Powering your Pixels

Whilst modern LEDs are very bright for the amount of power they consume, these pixels are still power hungry. If your power supply is underweight you will start to see a whole plethora of problems. Your pixels will not just be dimmer, they will start failing after a certain point. 

As an example, a single SK9822 pixel will consume 20mA per LED. Take note that each of these pixels have 3 LEDs inside. So each PIXEL can consume a total of 60mA at full brightness. How does this convert into usable numbers?

For this example we would like to power a small matrix of pixels. Its built out of 5 x strips of 10 pixels each. In total we have 50 pixels to power.

  • Total power usage in mA = Number of Pixels x Power Usage Per Pixel
  • 50 x 60 = 3,000mA ... 3000/1000 = 3 Amps
  • Because these pixels require 5V the total power draw in watts will be ... Volts x Amps: 3 x 5 = 15W

This means that to adequately power the above matrix, we will need a power supply that can push 5V at 3A. Any less and you will run into problems driving the pixels.

Common Ground

It is important to connect the GROUND pins of every strip you use in your project to the same ground strip of your driver, whether it be a micro controller or an off the shelf device. 

When building large installations often you will have more than 1 power supply powering your strips. It is important to have a common ground plane between all power supplies. 

Never connect the +V terminals of any power supplies together!

Power Buffering

Best practice is to place a capacitor in parallel with the power supply of each large segment of LEDs you plan to drive. This will buffer spikes of power when your pixels go from 0 to full blast. Here is an example of our grid:

Above we have laid out 5 strips with 10 pixels each. The power is chained from one strip to the next. 

Notice the 1000uf Electrolytic capacitor on the input power rails. 

Also note that we have looped our power from the END of the chain back to the power supply. This will ensure that power is delivered relatively equally for our system. 

When we start getting into larger installations with hundreds and even thousands of pixels, using multiple power supplies, this stuff gets super important. The longer a chain of pixels is, the higher the resistance of the power rails embedded inside the copper strip. Depending on your installation it is wise to insert power at regular intervals, either from the same of from multiple power supplies. 

Using high quality appropriate gauge power cables also becomes important when you have more than 1 meter lengths.


It's also very important to fuse your LEDs. 

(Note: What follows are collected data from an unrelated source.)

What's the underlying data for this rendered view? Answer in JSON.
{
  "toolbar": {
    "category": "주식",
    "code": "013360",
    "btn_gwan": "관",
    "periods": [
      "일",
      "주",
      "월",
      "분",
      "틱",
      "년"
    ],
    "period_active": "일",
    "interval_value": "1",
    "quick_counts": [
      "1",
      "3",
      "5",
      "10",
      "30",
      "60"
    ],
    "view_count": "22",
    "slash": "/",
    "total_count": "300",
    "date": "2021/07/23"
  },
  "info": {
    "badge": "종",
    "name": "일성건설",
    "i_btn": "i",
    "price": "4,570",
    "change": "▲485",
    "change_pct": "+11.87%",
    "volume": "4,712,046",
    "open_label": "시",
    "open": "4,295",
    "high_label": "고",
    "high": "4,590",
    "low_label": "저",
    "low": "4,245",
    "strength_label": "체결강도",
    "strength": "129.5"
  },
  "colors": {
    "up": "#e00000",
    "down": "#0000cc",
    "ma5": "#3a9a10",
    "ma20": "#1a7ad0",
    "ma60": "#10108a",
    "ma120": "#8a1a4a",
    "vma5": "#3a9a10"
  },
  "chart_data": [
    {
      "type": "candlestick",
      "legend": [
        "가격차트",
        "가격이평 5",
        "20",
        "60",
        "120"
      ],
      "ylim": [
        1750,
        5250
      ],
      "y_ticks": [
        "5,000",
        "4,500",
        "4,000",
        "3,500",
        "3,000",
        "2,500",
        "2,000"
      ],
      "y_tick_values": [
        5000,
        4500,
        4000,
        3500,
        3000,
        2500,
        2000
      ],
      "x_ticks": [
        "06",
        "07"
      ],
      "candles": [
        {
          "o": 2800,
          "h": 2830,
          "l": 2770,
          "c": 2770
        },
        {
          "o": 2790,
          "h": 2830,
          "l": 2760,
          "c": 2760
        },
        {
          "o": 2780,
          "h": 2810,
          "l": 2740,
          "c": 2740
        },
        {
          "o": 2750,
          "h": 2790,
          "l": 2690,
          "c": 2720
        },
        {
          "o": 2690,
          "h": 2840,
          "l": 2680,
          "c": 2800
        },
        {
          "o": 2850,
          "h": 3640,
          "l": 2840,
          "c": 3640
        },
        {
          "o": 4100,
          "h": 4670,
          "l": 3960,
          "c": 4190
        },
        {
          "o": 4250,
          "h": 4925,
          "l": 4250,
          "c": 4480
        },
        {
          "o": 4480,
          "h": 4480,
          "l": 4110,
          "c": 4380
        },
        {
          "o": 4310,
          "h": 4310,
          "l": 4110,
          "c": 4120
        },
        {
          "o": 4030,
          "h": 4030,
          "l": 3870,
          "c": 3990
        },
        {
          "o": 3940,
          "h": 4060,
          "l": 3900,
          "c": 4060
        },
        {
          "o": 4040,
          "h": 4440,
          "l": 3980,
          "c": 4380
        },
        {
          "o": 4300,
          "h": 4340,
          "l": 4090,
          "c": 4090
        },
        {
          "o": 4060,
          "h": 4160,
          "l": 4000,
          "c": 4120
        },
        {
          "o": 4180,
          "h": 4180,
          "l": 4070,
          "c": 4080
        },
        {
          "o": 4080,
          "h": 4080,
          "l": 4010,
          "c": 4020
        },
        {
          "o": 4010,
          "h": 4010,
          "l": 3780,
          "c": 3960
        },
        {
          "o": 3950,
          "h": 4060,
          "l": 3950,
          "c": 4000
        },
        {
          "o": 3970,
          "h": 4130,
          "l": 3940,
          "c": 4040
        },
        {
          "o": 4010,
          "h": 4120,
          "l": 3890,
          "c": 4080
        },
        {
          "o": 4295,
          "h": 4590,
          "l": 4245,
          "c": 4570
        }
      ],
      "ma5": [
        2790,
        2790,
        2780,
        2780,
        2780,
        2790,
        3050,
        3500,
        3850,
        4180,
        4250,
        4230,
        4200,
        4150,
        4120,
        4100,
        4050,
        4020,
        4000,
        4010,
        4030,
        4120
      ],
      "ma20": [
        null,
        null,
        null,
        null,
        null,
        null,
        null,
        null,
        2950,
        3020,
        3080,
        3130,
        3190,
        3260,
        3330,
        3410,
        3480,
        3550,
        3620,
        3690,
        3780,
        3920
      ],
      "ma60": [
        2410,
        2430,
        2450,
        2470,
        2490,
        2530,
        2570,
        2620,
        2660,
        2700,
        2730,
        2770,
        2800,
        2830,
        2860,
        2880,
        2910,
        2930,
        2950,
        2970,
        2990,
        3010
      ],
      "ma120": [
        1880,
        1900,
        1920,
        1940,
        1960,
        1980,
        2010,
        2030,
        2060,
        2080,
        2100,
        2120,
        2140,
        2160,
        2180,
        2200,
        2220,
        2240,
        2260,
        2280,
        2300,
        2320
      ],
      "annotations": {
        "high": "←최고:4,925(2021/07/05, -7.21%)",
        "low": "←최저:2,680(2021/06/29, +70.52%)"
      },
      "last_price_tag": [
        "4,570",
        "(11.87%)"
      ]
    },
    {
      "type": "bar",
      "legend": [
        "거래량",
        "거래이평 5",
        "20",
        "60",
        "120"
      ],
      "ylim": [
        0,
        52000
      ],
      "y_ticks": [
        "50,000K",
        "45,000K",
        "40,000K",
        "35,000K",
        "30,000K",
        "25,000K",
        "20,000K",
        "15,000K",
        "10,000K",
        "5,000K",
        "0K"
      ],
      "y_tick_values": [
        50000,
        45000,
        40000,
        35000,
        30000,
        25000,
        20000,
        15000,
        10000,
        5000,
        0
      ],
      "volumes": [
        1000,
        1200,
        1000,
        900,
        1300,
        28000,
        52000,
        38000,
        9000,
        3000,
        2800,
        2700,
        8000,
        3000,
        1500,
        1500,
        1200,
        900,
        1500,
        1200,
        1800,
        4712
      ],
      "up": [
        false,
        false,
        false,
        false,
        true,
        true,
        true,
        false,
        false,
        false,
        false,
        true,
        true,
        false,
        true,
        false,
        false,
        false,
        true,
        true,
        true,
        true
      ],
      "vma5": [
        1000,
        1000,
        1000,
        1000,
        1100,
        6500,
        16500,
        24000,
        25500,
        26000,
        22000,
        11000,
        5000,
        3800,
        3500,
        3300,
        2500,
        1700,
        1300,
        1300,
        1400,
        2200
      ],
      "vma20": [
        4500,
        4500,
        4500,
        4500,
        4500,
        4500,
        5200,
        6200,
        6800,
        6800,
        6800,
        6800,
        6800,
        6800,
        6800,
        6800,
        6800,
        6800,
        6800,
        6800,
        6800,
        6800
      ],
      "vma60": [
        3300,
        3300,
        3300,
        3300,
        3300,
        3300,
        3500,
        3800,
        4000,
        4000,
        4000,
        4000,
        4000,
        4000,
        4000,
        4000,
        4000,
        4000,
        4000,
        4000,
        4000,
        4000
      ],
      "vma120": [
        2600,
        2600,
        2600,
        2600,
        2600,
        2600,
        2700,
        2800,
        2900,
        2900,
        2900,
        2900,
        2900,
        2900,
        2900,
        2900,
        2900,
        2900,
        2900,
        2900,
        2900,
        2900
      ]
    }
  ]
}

Because of the amount of amps needed to run even a basic LED setup, you will likely need a hefty power supply. This means that in the case of a short circuit of a single wire, the amp's overcurrent protection will not be tripped. This in turn can result in the LED strip overheating to the point of catching fire!

Thankfully, the solution is simple. By installing an appropriately rated fuse for the number of LEDs in the circuit, the installation becomes safer. The fuse will burn out under a short circuit condition even if the power supply is happy to supply the current. With the example of 10 LEDs drawing 600 mA, a 1 amp fuse would do just fine to protect the circuit in the event of an accidental short.